Nel caso in esame, la sentenza impugnata appare adeguatamente e ragionevolmente motivata tanto con riferimento alla sussunzione della condotta posta in essere negli illeciti disciplinari per i quali è stata riconosciuta la responsabilità quanto con riguardo alla sanzione in concreto irrogata, con la conseguenza che la stessa rimane immune da censura.
3. Con il secondo motivo la ricorrente denuncia, in via subordinata, nullità della sentenza per violazione di legge, ai sensi della L. n. 247 del 2012, art. 36, comma 6 e della L. n. 36 del 1934, art. 56, comma 3: omessa e contraddittoria motivazione con riguardo alla sussistenza del caso meno grave di cui all'art. 22, comma 3, del nuovo Codice Disciplinare Forense.
Sostiene che non siano spiegate le ragioni per le quali sono state ritenute sussistenti le violazioni in realtà escluse nella sostanza.
4. Il motivo è infondato.
Come già evidenziato con riguardo al motivo che precede, il CNF, sulla base delle risultanze processuali e con un ragionamento lineare e logico, ha riconosciuto, per entrambi i capi di incolpazione, che la condotta dell'avv.

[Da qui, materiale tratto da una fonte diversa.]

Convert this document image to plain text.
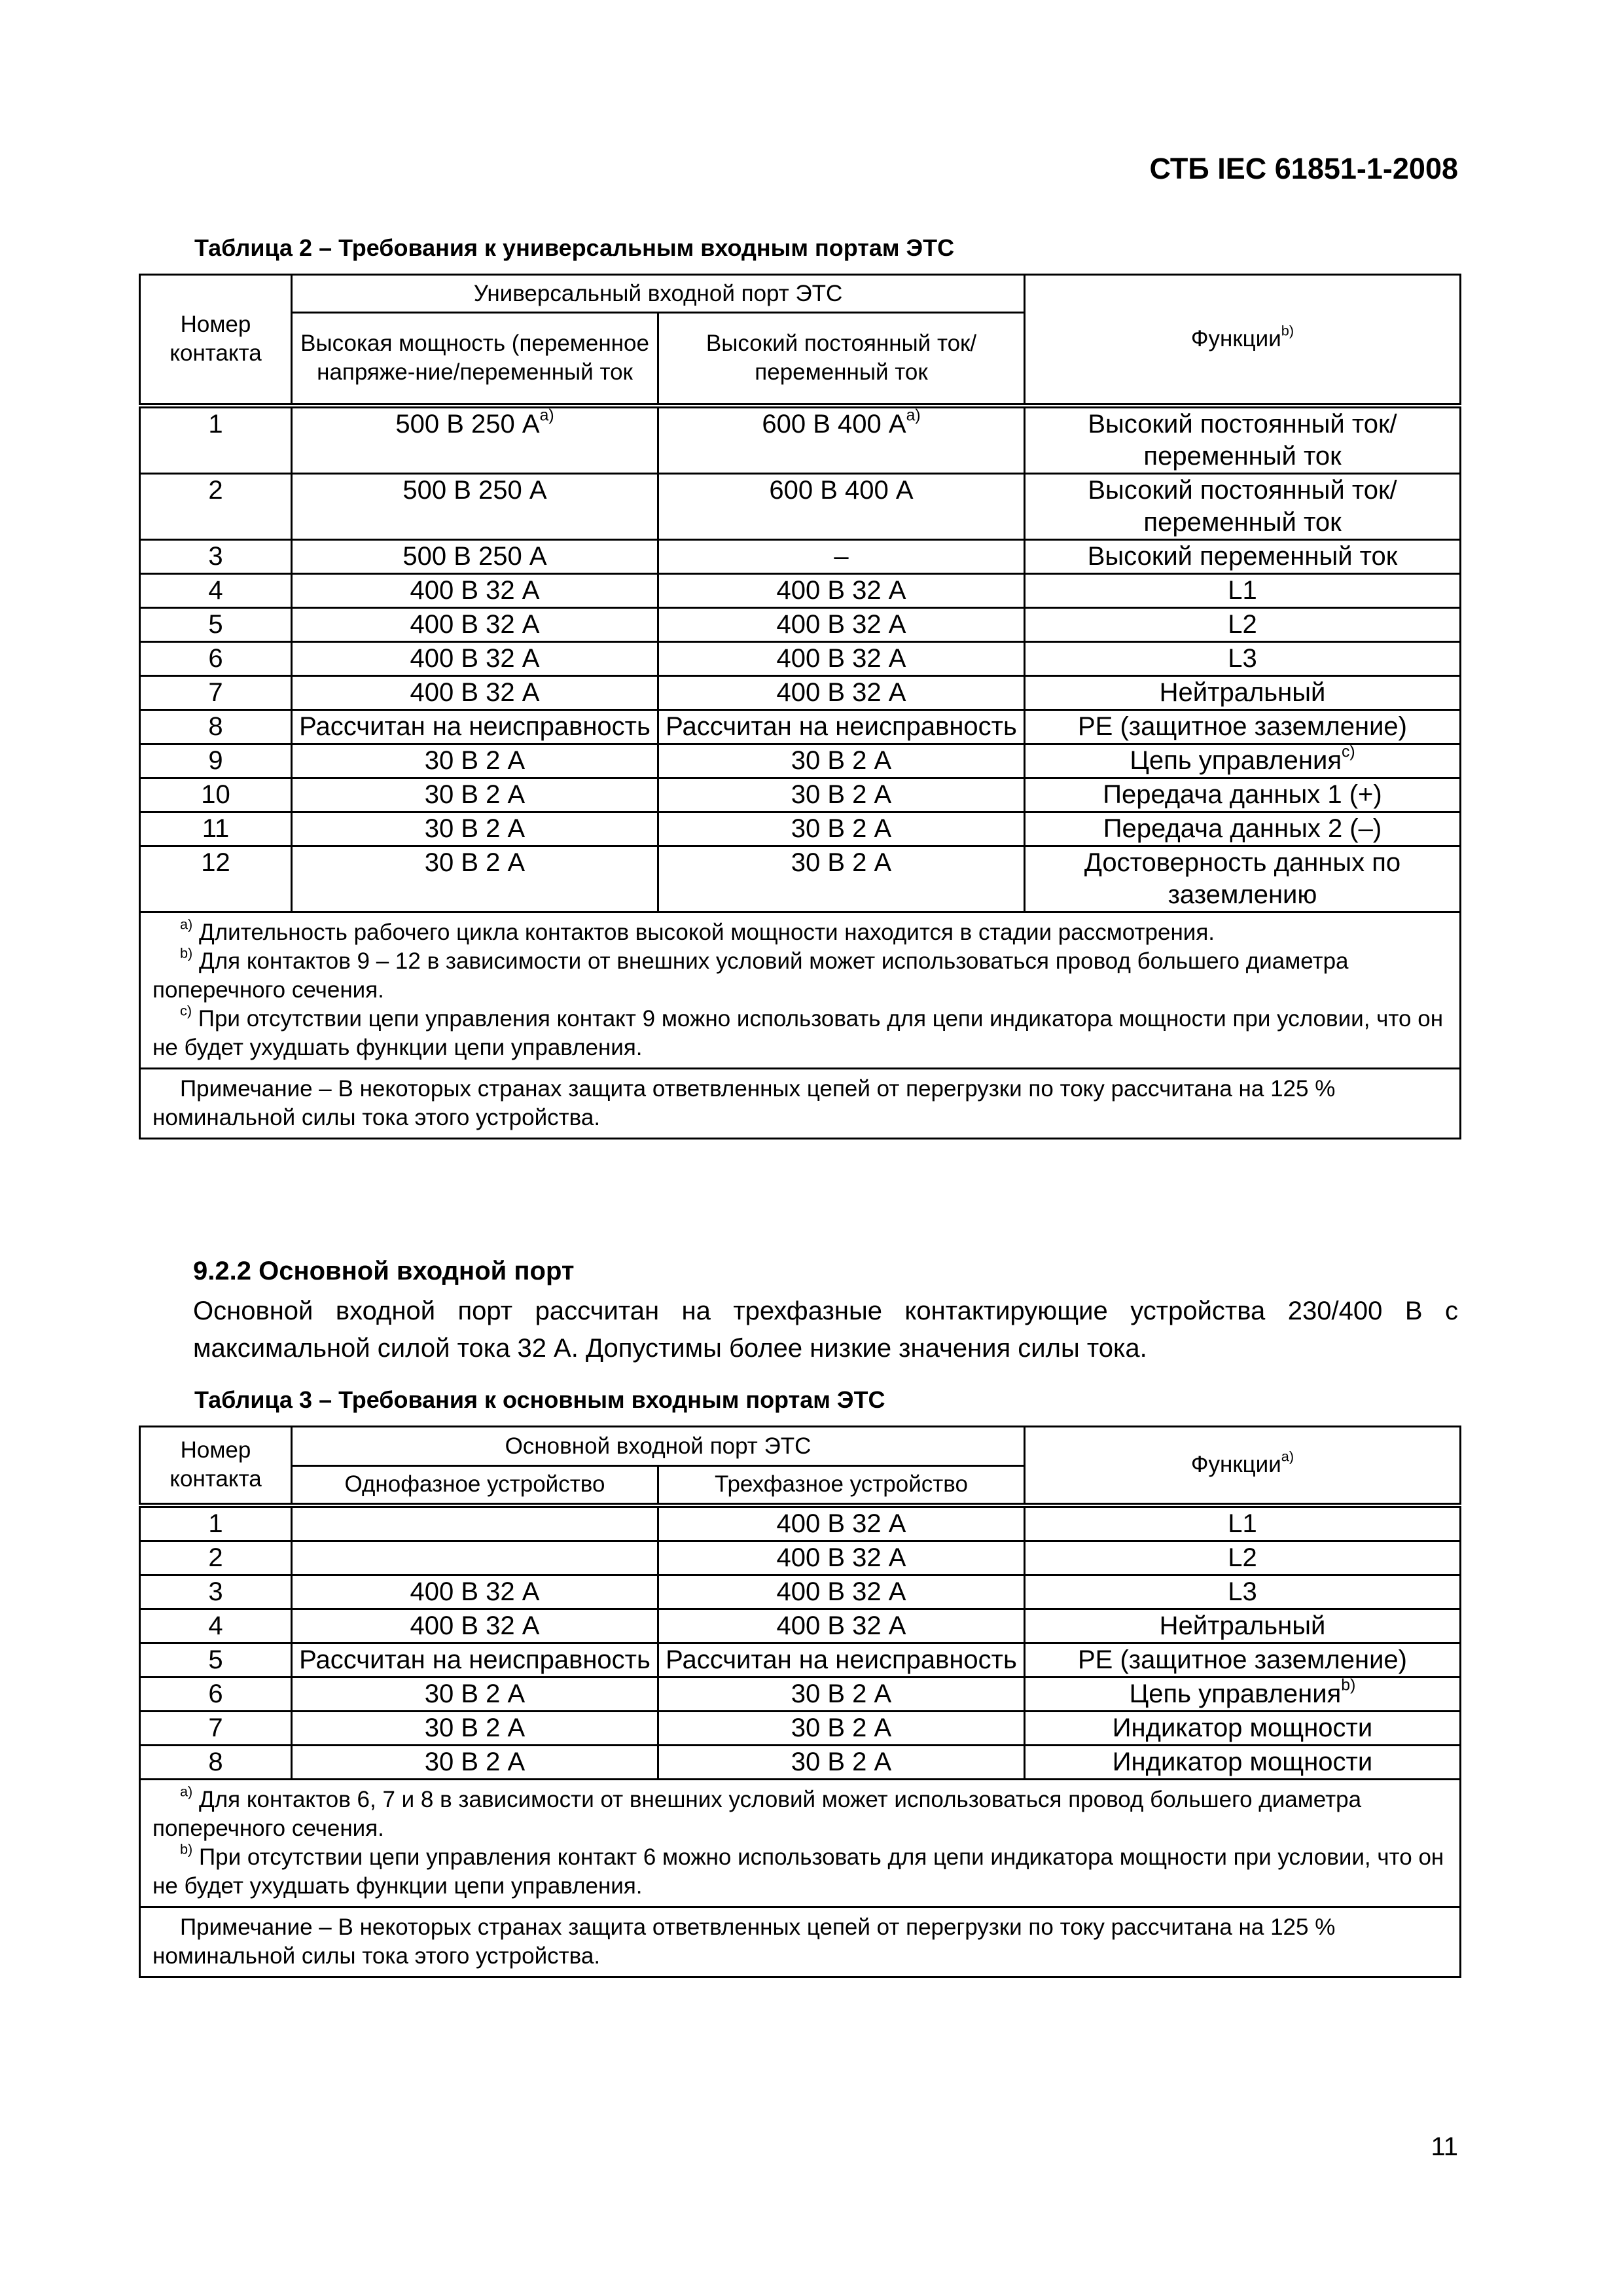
СТБ IEC 61851-1-2008
Таблица 2 – Требования к универсальным входным портам ЭТС
Номер контакта	Универсальный входной порт ЭТС		Функции$^{b)}$
	Высокая мощность (переменное напряже-ние/переменный ток	Высокий постоянный ток/переменный ток	
1	500 В 250 $А^{a)}$	600 В 400 $А^{a)}$	Высокий постоянный ток/переменный ток
2	500 В 250 А	600 В 400 А	Высокий постоянный ток/переменный ток
3	500 В 250 А	–	Высокий переменный ток
4	400 В 32 А	400 В 32 А	L1
5	400 В 32 А	400 В 32 А	L2
6	400 В 32 А	400 В 32 А	L3
7	400 В 32 А	400 В 32 А	Нейтральный
8	Рассчитан на неисправность	Рассчитан на неисправность	PE (защитное заземление)
9	30 В 2 А	30 В 2 А	Цепь управления$^{c)}$
10	30 В 2 А	30 В 2 А	Передача данных 1 (+)
11	30 В 2 А	30 В 2 А	Передача данных 2 (–)
12	30 В 2 А	30 В 2 А	Достоверность данных по заземлению

$^{a)}$ Длительность рабочего цикла контактов высокой мощности находится в стадии рассмотрения.
$^{b)}$ Для контактов 9 – 12 в зависимости от внешних условий может использоваться провод большего диаметра поперечного сечения.
$^{c)}$ При отсутствии цепи управления контакт 9 можно использовать для цепи индикатора мощности при условии, что он не будет ухудшать функции цепи управления.			

Примечание – В некоторых странах защита ответвленных цепей от перегрузки по току рассчитана на 125 % номинальной силы тока этого устройства.			
9.2.2 Основной входной порт
Основной входной порт рассчитан на трехфазные контактирующие устройства 230/400 В с максимальной силой тока 32 А. Допустимы более низкие значения силы тока.
Таблица 3 – Требования к основным входным портам ЭТС
Номер контакта	Основной входной порт ЭТС		Функции$^{a)}$
	Однофазное устройство	Трехфазное устройство	
1		400 В 32 А	L1
2		400 В 32 А	L2
3	400 В 32 А	400 В 32 А	L3
4	400 В 32 А	400 В 32 А	Нейтральный
5	Рассчитан на неисправность	Рассчитан на неисправность	PE (защитное заземление)
6	30 В 2 А	30 В 2 А	Цепь управления$^{b)}$
7	30 В 2 А	30 В 2 А	Индикатор мощности
8	30 В 2 А	30 В 2 А	Индикатор мощности

$^{a)}$ Для контактов 6, 7 и 8 в зависимости от внешних условий может использоваться провод большего диаметра поперечного сечения.
$^{b)}$ При отсутствии цепи управления контакт 6 можно использовать для цепи индикатора мощности при условии, что он не будет ухудшать функции цепи управления.			

Примечание – В некоторых странах защита ответвленных цепей от перегрузки по току рассчитана на 125 % номинальной силы тока этого устройства.			
11
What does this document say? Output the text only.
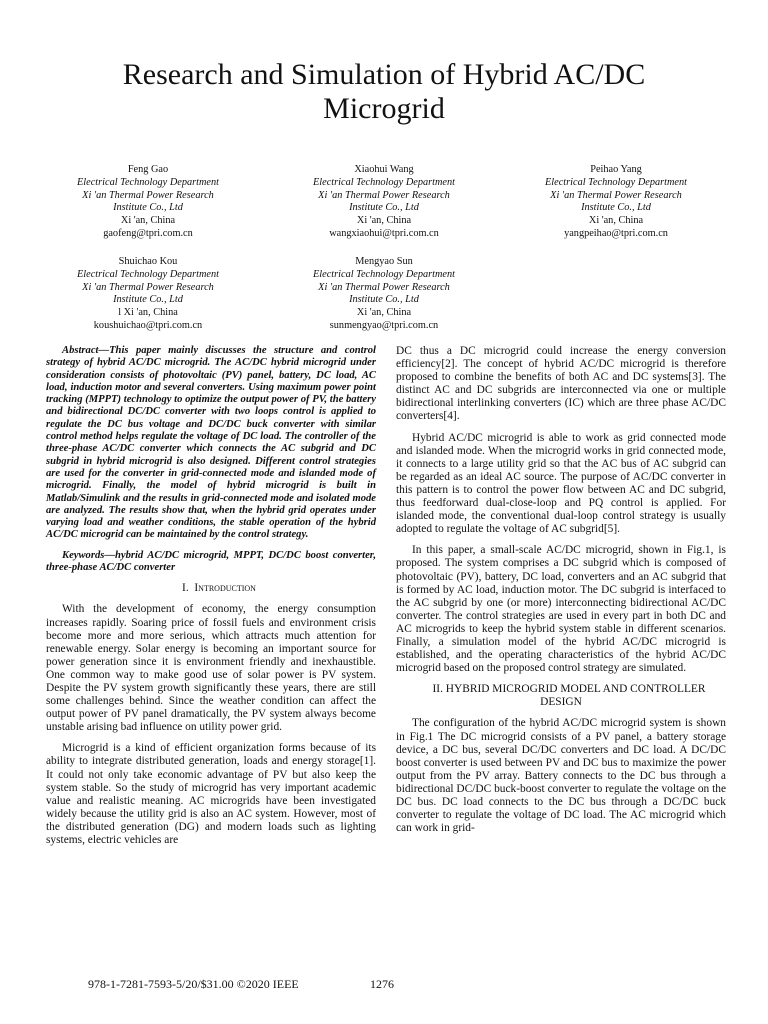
Research and Simulation of Hybrid AC/DC Microgrid
Feng Gao
Electrical Technology Department
Xi 'an Thermal Power Research
Institute Co., Ltd
Xi 'an, China
gaofeng@tpri.com.cn
Xiaohui Wang
Electrical Technology Department
Xi 'an Thermal Power Research
Institute Co., Ltd
Xi 'an, China
wangxiaohui@tpri.com.cn
Peihao Yang
Electrical Technology Department
Xi 'an Thermal Power Research
Institute Co., Ltd
Xi 'an, China
yangpeihao@tpri.com.cn
Shuichao Kou
Electrical Technology Department
Xi 'an Thermal Power Research
Institute Co., Ltd
l Xi 'an, China
koushuichao@tpri.com.cn
Mengyao Sun
Electrical Technology Department
Xi 'an Thermal Power Research
Institute Co., Ltd
Xi 'an, China
sunmengyao@tpri.com.cn

Abstract—This paper mainly discusses the structure and control strategy of hybrid AC/DC microgrid. The AC/DC hybrid microgrid under consideration consists of photovoltaic (PV) panel, battery, DC load, AC load, induction motor and several converters. Using maximum power point tracking (MPPT) technology to optimize the output power of PV, the battery and bidirectional DC/DC converter with two loops control is applied to regulate the DC bus voltage and DC/DC buck converter with similar control method helps regulate the voltage of DC load. The controller of the three-phase AC/DC converter which connects the AC subgrid and DC subgrid in hybrid microgrid is also designed. Different control strategies are used for the converter in grid-connected mode and islanded mode of microgrid. Finally, the model of hybrid microgrid is built in Matlab/Simulink and the results in grid-connected mode and isolated mode are analyzed. The results show that, when the hybrid grid operates under varying load and weather conditions, the stable operation of the hybrid AC/DC microgrid can be maintained by the control strategy.

Keywords—hybrid AC/DC microgrid, MPPT, DC/DC boost converter, three-phase AC/DC converter

I. Introduction

With the development of economy, the energy consumption increases rapidly. Soaring price of fossil fuels and environment crisis become more and more serious, which attracts much attention for renewable energy. Solar energy is becoming an important source for power generation since it is environment friendly and inexhaustible. One common way to make good use of solar power is PV system. Despite the PV system growth significantly these years, there are still some challenges behind. Since the weather condition can affect the output power of PV panel dramatically, the PV system always become unstable arising bad influence on utility power grid.

Microgrid is a kind of efficient organization forms because of its ability to integrate distributed generation, loads and energy storage[1]. It could not only take economic advantage of PV but also keep the system stable. So the study of microgrid has very important academic value and realistic meaning. AC microgrids have been investigated widely because the utility grid is also an AC system. However, most of the distributed generation (DG) and modern loads such as lighting systems, electric vehicles are

DC thus a DC microgrid could increase the energy conversion efficiency[2]. The concept of hybrid AC/DC microgrid is therefore proposed to combine the benefits of both AC and DC systems[3]. The distinct AC and DC subgrids are interconnected via one or multiple bidirectional interlinking converters (IC) which are three phase AC/DC converters[4].

Hybrid AC/DC microgrid is able to work as grid connected mode and islanded mode. When the microgrid works in grid connected mode, it connects to a large utility grid so that the AC bus of AC subgrid can be regarded as an ideal AC source. The purpose of AC/DC converter in this pattern is to control the power flow between AC and DC subgrid, thus feedforward dual-close-loop and PQ control is applied. For islanded mode, the conventional dual-loop control strategy is usually adopted to regulate the voltage of AC subgrid[5].

In this paper, a small-scale AC/DC microgrid, shown in Fig.1, is proposed. The system comprises a DC subgrid which is composed of photovoltaic (PV), battery, DC load, converters and an AC subgrid that is formed by AC load, induction motor. The DC subgrid is interfaced to the AC subgrid by one (or more) interconnecting bidirectional AC/DC converter. The control strategies are used in every part in both DC and AC microgrids to keep the hybrid system stable in different scenarios. Finally, a simulation model of the hybrid AC/DC microgrid is established, and the operating characteristics of the hybrid AC/DC microgrid based on the proposed control strategy are simulated.

II. HYBRID MICROGRID MODEL AND CONTROLLER DESIGN

The configuration of the hybrid AC/DC microgrid system is shown in Fig.1 The DC microgrid consists of a PV panel, a battery storage device, a DC bus, several DC/DC converters and DC load. A DC/DC boost converter is used between PV and DC bus to maximize the power output from the PV array. Battery connects to the DC bus through a bidirectional DC/DC buck-boost converter to regulate the voltage on the DC bus. DC load connects to the DC bus through a DC/DC buck converter to regulate the voltage of DC load. The AC microgrid which can work in grid-

978-1-7281-7593-5/20/$31.00 ©2020 IEEE	1276
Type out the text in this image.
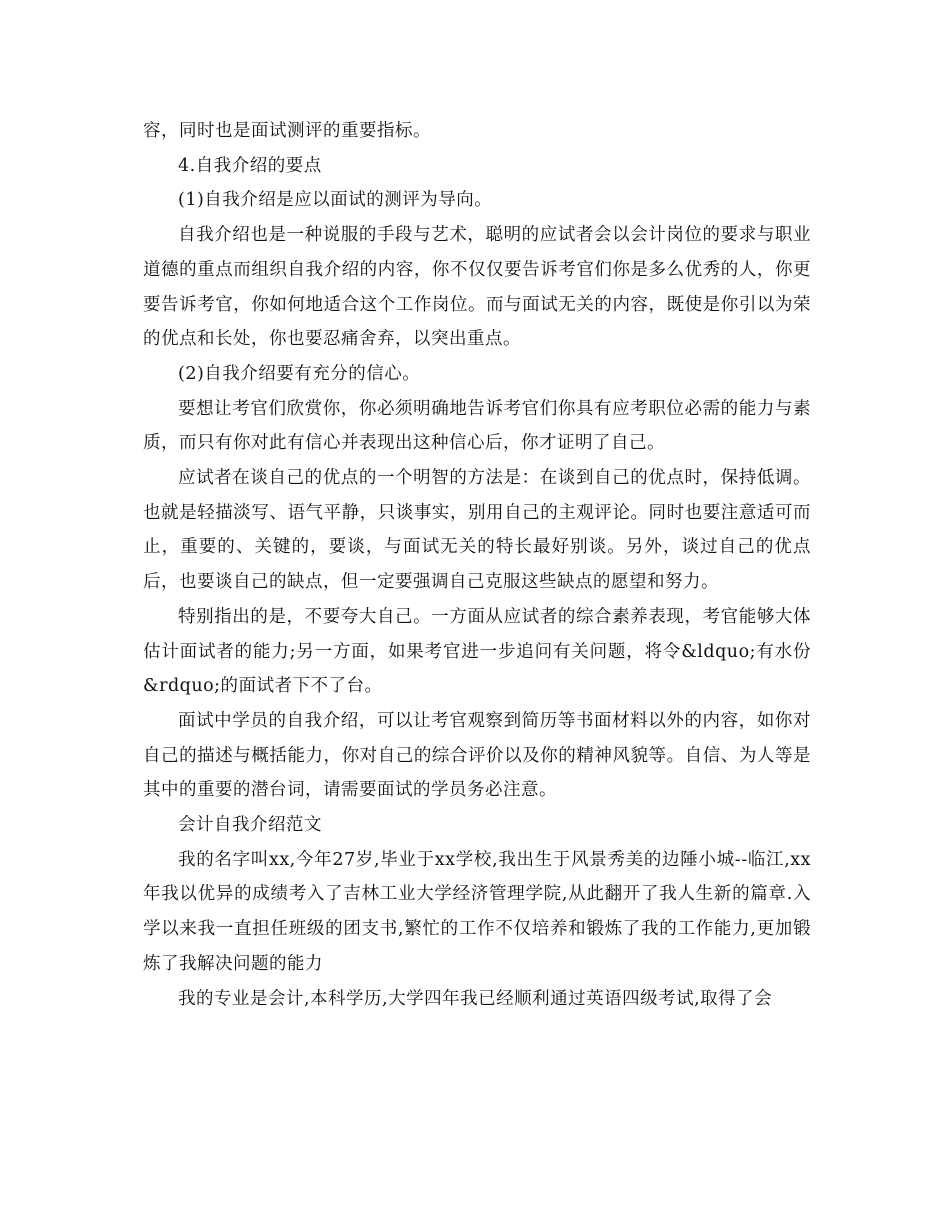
容，同时也是面试测评的重要指标。

4.自我介绍的要点

(1)自我介绍是应以面试的测评为导向。

自我介绍也是一种说服的手段与艺术，聪明的应试者会以会计岗位的要求与职业道德的重点而组织自我介绍的内容，你不仅仅要告诉考官们你是多么优秀的人，你更要告诉考官，你如何地适合这个工作岗位。而与面试无关的内容，既使是你引以为荣的优点和长处，你也要忍痛舍弃，以突出重点。

(2)自我介绍要有充分的信心。

要想让考官们欣赏你，你必须明确地告诉考官们你具有应考职位必需的能力与素质，而只有你对此有信心并表现出这种信心后，你才证明了自己。

应试者在谈自己的优点的一个明智的方法是：在谈到自己的优点时，保持低调。也就是轻描淡写、语气平静，只谈事实，别用自己的主观评论。同时也要注意适可而止，重要的、关键的，要谈，与面试无关的特长最好别谈。另外，谈过自己的优点后，也要谈自己的缺点，但一定要强调自己克服这些缺点的愿望和努力。

特别指出的是，不要夸大自己。一方面从应试者的综合素养表现，考官能够大体估计面试者的能力;另一方面，如果考官进一步追问有关问题，将令&ldquo;有水份&rdquo;的面试者下不了台。

面试中学员的自我介绍，可以让考官观察到简历等书面材料以外的内容，如你对自己的描述与概括能力，你对自己的综合评价以及你的精神风貌等。自信、为人等是其中的重要的潜台词，请需要面试的学员务必注意。

会计自我介绍范文

我的名字叫xx,今年27岁,毕业于xx学校,我出生于风景秀美的边陲小城--临江,xx年我以优异的成绩考入了吉林工业大学经济管理学院,从此翻开了我人生新的篇章.入学以来我一直担任班级的团支书,繁忙的工作不仅培养和锻炼了我的工作能力,更加锻炼了我解决问题的能力

我的专业是会计,本科学历,大学四年我已经顺利通过英语四级考试,取得了会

T. fosse stata in contrasto con le norme deontologiche contestate, ancorchè escludendo l'applicabilità della sanzione aggravata, e ciò tenendo conto di vari aspetti tra cui le modalità di commissione dell'illecito e l'intensità dell'elemento soggettivo (considerata, quest'ultima, minore rispetto a quanto riconosciuto in sede di giudizio di primo grado).
La valutazione operata dal giudice disciplinare di ogni fatto rilevante ai fini del conclusivo giudizio è affidata ad una motivazione coerente e congrua, priva di elementi di contraddittorietà ovvero di mende giuridiche.
5. Il ricorso, pertanto, deve essere respinto.
6. Nulla vi è da disporre quanto alle speselatteso il mancato svolgimento di attività difensiva da parte dell'intimato.
7. Ai sensi del D.P.R. n. 115 del 2002, art. 13, comma 1 quater, inserito dalla L. n. 228 del 2012, art. 1, comma 17, deve darsi atto, ai fini e per gli effetti precisati da Cass., Sez. Un., n. 4315/2020, della ricorrenza delle condizioni processuali previste dalla legge per il raddoppio del contributo unificato, se dovuto dalla ricorrente.
P.Q.M.
La Corte rigetta il ricorso; nulla per le spese.
Ai sensi del D.P.R. n. 115 del 2002, art. 13, comma 1-quater, inserito della L. n. 228 del 2012, art. 1, comma 17, dichiara la sussistenza dei presupposti processuali per il versamento, da parte della ricorrente, dell'ulteriore importo a titolo di contributo unificato pari a quello previsto per il ricorso, a norma dello stesso art. 13, comma 1 bis, se dovuto.